Right, that's why the multiverse is necessary for materialism. Or a reasonable theory for why whatever universes come from tends towards the conditions ours has. An infinitely old cycle of expansion/contraction could also work, but has the problem all natural infinites do. So not contradictory, but assumes an infinitely unlikely natural event _is_ more likely than any supernatural event.

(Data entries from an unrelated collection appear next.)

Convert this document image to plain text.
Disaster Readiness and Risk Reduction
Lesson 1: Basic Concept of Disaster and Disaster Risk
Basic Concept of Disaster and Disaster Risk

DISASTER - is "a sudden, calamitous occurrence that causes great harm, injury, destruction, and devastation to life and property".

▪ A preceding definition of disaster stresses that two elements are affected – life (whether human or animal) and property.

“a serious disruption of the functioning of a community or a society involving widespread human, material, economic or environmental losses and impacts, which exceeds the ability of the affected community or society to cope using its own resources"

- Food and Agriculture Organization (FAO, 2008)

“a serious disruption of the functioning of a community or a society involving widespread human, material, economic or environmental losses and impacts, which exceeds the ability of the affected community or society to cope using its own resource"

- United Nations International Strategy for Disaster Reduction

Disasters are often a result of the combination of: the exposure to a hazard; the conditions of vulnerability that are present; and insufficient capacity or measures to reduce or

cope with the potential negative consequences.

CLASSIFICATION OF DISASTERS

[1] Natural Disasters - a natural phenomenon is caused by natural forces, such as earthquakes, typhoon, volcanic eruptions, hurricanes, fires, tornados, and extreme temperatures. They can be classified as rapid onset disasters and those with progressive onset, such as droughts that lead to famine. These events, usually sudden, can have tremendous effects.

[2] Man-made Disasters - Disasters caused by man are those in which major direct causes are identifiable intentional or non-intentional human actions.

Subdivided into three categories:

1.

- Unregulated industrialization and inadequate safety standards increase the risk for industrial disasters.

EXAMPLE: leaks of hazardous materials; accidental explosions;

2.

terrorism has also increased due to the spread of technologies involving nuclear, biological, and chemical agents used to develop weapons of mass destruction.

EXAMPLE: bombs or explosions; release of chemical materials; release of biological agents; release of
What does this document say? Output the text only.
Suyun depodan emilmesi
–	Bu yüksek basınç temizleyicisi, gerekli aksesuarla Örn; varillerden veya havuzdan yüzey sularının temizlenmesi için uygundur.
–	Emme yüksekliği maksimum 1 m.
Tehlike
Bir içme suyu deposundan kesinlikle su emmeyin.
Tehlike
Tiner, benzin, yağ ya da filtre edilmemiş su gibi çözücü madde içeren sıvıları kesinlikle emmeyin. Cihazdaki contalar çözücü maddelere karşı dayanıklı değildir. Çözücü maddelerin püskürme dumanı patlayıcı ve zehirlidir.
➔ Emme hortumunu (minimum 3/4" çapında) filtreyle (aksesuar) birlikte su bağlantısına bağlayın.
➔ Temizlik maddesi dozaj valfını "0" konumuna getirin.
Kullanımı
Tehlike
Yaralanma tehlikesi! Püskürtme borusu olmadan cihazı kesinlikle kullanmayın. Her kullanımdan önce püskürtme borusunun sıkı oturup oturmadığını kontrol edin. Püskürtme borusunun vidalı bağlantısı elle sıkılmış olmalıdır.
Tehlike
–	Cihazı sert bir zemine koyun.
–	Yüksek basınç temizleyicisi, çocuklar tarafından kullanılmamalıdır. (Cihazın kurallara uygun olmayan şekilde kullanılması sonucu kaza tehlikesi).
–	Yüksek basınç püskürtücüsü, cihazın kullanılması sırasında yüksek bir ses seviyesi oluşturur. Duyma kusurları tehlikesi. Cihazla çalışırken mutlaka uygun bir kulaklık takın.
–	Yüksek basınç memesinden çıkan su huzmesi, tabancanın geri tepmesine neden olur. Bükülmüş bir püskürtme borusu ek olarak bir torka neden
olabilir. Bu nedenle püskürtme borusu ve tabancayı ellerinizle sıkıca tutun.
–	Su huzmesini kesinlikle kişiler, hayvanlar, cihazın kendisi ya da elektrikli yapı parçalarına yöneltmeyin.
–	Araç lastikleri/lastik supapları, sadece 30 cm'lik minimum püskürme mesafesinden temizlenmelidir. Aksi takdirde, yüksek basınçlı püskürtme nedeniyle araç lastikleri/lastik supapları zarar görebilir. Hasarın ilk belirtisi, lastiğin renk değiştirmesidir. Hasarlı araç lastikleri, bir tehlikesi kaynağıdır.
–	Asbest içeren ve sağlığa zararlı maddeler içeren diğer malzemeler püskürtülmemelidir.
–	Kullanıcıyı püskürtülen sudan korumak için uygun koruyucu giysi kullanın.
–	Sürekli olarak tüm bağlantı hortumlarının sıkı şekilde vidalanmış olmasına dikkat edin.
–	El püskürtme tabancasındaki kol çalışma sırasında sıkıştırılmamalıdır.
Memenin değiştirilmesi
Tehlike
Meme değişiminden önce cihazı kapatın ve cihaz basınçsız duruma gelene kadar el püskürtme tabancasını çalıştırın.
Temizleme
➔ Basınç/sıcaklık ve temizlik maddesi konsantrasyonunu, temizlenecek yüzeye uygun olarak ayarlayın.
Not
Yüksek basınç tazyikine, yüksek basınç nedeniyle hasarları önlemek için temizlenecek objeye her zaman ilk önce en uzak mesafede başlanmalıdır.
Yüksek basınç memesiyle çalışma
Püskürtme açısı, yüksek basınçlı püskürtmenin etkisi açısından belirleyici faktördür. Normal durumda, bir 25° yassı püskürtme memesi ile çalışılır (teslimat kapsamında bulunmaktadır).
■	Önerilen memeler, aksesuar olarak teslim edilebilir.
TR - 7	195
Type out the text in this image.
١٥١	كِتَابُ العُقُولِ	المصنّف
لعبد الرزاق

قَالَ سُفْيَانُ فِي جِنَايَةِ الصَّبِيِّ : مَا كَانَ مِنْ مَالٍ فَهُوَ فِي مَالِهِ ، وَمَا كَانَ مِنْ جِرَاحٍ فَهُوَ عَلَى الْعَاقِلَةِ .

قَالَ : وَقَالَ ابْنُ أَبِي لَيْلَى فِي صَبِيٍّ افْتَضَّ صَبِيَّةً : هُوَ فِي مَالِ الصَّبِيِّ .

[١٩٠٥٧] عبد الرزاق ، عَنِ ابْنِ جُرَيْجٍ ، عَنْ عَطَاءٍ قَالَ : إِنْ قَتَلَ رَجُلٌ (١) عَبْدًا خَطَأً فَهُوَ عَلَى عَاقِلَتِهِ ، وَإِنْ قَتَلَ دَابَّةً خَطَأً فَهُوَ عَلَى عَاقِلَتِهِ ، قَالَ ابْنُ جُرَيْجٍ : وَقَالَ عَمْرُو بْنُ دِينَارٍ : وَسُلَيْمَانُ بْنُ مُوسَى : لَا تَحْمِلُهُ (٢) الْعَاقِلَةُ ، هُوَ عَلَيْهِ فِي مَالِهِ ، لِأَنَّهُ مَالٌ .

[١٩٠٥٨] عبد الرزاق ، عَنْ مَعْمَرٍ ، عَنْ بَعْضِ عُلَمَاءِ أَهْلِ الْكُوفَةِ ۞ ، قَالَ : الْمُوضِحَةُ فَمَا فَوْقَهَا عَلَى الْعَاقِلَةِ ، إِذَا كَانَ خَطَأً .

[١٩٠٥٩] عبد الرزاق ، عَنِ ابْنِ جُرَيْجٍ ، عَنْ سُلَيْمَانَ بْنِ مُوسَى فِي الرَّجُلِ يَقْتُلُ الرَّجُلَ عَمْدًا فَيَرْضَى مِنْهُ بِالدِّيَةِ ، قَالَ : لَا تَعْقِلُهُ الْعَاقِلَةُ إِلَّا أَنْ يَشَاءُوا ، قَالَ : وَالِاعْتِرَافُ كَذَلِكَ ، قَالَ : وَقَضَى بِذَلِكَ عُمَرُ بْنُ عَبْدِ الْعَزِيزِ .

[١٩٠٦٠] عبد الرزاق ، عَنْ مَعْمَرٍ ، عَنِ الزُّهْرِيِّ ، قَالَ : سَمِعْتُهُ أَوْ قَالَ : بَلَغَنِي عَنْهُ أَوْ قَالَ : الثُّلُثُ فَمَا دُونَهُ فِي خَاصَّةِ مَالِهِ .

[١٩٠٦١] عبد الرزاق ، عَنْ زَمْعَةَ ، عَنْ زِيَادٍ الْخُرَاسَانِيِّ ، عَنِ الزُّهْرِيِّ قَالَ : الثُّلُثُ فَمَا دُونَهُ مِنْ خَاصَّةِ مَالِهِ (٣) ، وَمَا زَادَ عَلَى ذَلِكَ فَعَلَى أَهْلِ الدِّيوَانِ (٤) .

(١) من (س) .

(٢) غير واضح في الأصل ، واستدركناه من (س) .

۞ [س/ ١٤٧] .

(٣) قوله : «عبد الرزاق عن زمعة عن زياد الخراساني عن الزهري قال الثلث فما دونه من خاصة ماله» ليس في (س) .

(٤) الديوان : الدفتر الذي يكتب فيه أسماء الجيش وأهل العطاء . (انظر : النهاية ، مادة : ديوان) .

My point was that if I can't know any scientific field to it's known limits, I can know enough to be an educated laymen, and I can inspect the foundation for cracks and sinkholes. If a neurologist tells me he's a hard determinist, we're mindless meat puppets, and he's also doing cutting edge research on decision making, I can know that if his study might have produced results that imply free will, it will not. I could never dispute him on the science of it, but I can know he's a methodological midwit, that his conclusions will affirm what he decided was already true. The mechanics he describes will be unassailable, everything beyond is fair game.

There really has been nothing I know of in the way of overt, flamboyant lies trying to trick us into wars with great powers. The closest I can think of was the Lusitania sinking conspiracy and that originated not in the government but in shady newspapers.

It would be extremely difficult for me to hold that lying about lots of small conflicts and regime changes does not destroy credibility, so long as big lies are fairly rare. In that even if that were true, I would be entirely correct to doubt that big, obvious truths _are_ truths anymore. Like a reverse gaslighting.